Since our project prioritizes recreating a tagged dataset and examining new metrics, we intend to only train some baseline models on the new dataset. These LFQA models are two-step models which contain a support document retriever and an answer generator.

First, we would like to use a BERT model as a support document retriever: Find related support documents according to the question.

Then the following models will be used as generators:

  1. Naïve TFIDF model: Find seven sentences from the support document with the highest TFIDF similarity with the question.
  2. BART model: Generate answers using questions, support documents as input.

Challenge

The main challenge of this project is the computational resources. As Google mentioned in their paper, their models were trained using 64 Google Cloud TPUs for a total of 32 hours. We have neither that much computing hardware nor that long period for training. Therefore, we will focus on creating a dataset, examining metrics, and only training a baseline model instead of a state-of-the-art model.

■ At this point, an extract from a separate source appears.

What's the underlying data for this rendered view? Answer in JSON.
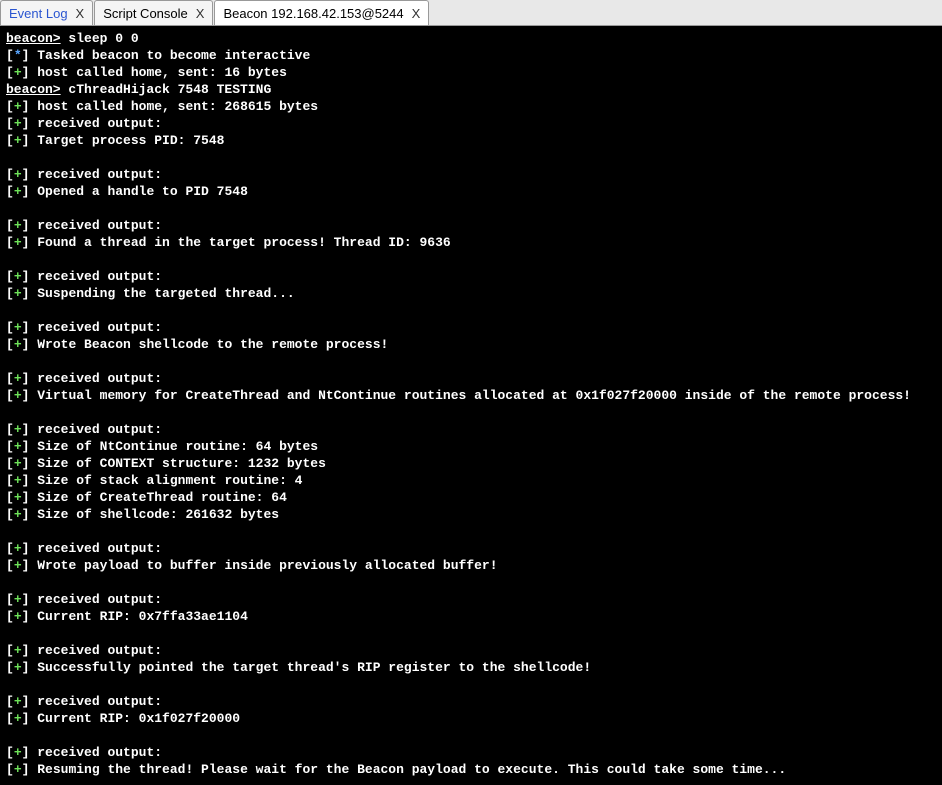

Expectation & Demonstration

We expect to obtain an NLP model that can give reliable, detailed, and easy-to-understand answers to scientific questions. We can build a QA chatbot or an interactive web app based on this model. Users can get answers either by asking the chatbot questions or by inputting questions on the web page. In addition, a research report will record the research process and conclusion, and this report will serve as documentation and guide for this project.